PT BESTPROFIT FUTURES
PT BESTPROFIT FUTURES BANJARMASIN – Harga minyak sedikit menguat pada hari Selasa, meskipun investor mempertimbangkan prospek pasokan global setelah pemerintah daerah Irak dan Kurdi mencapai kesepakatan awal untuk memulai kembali jaringan pipa minyak.
Harga minyak mentah berjangka Brent naik 14 sen menjadi $66,71 per barel pada pukul 09.19 GMT, sementara minyak mentah West Texas Intermediate AS naik 21 sen menjadi $62,49 per barel, keduanya menutup kerugian moderat sebelumnya. BESTPROFIT
Brent dan WTI telah melemah selama empat sesi sebelumnya, turun sekitar 3%.

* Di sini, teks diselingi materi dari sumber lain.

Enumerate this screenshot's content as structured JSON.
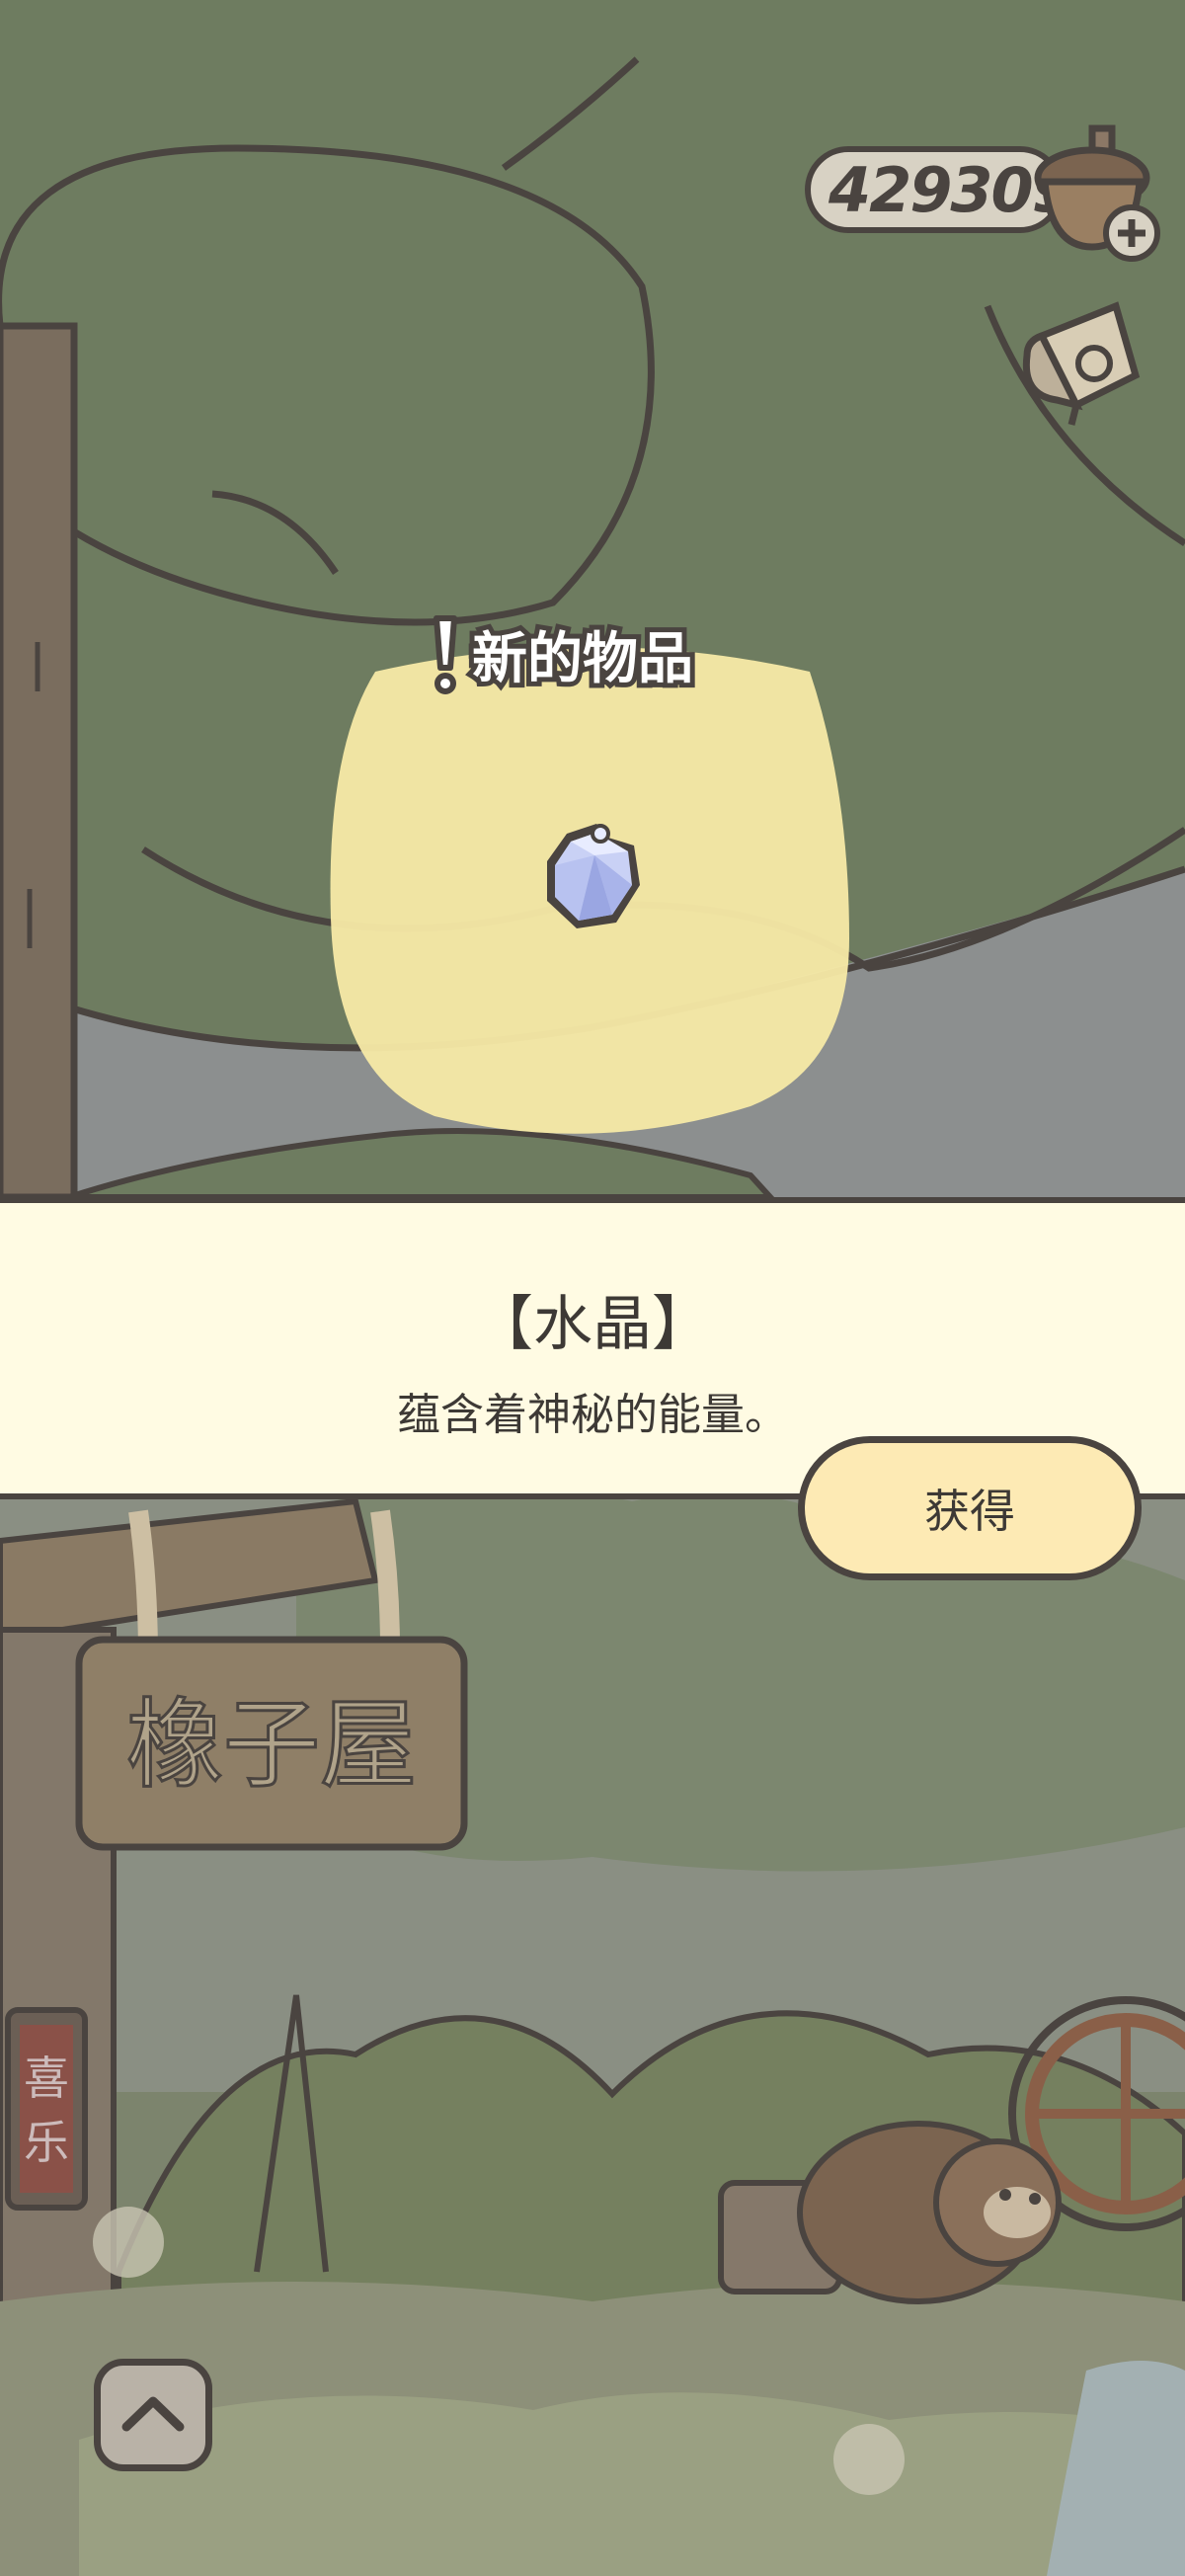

"Faktor pendukungnya adalah persediaan minyak OECD yang masih rendah," kata analis UBS Giovanni Staunovo. "Di sisi lain, ekspor minyak mentah yang lebih tinggi dari OPEC+ menjadi penghambat harga, serta kurangnya sanksi baru yang menargetkan ekspor minyak Rusia."
Para investor pada hari Selasa mencermati perkembangan di Timur Tengah, setelah pemerintah federal dan regional Kurdi Irak mencapai kesepakatan dengan perusahaan-perusahaan minyak untuk melanjutkan ekspor minyak mentah melalui Turki pada hari Senin, ungkap dua pejabat perminyakan kepada Reuters. Kesepakatan ini masih menunggu persetujuan kabinet Irak pada hari Selasa.
Terobosan ini akan memungkinkan ekspor sekitar 230.000 barel per hari (bph) dari Kurdistan Irak yang telah ditangguhkan sejak Maret 2023 untuk dilanjutkan.
Secara keseluruhan, pasar minyak global bersiap menghadapi peningkatan pasokan dan perlambatan permintaan yang terhambat oleh pesatnya perkembangan kendaraan listrik dan kesulitan ekonomi yang dipicu oleh tarif AS. DEMO BESTPROFIT
Dalam laporan bulanan terbarunya, Badan Energi Internasional (IEA) menyatakan bahwa pasokan minyak dunia akan meningkat lebih pesat tahun ini dan surplus dapat meningkat pada tahun 2026 seiring dengan peningkatan produksi anggota OPEC+ dan peningkatan pasokan dari luar kelompok tersebut.
Namun, risiko masih membayangi pasar karena para pedagang memantau pertimbangan Uni Eropa untuk menerapkan sanksi yang lebih ketat terhadap ekspor minyak Rusia, serta eskalasi ketegangan geopolitik di Timur Tengah.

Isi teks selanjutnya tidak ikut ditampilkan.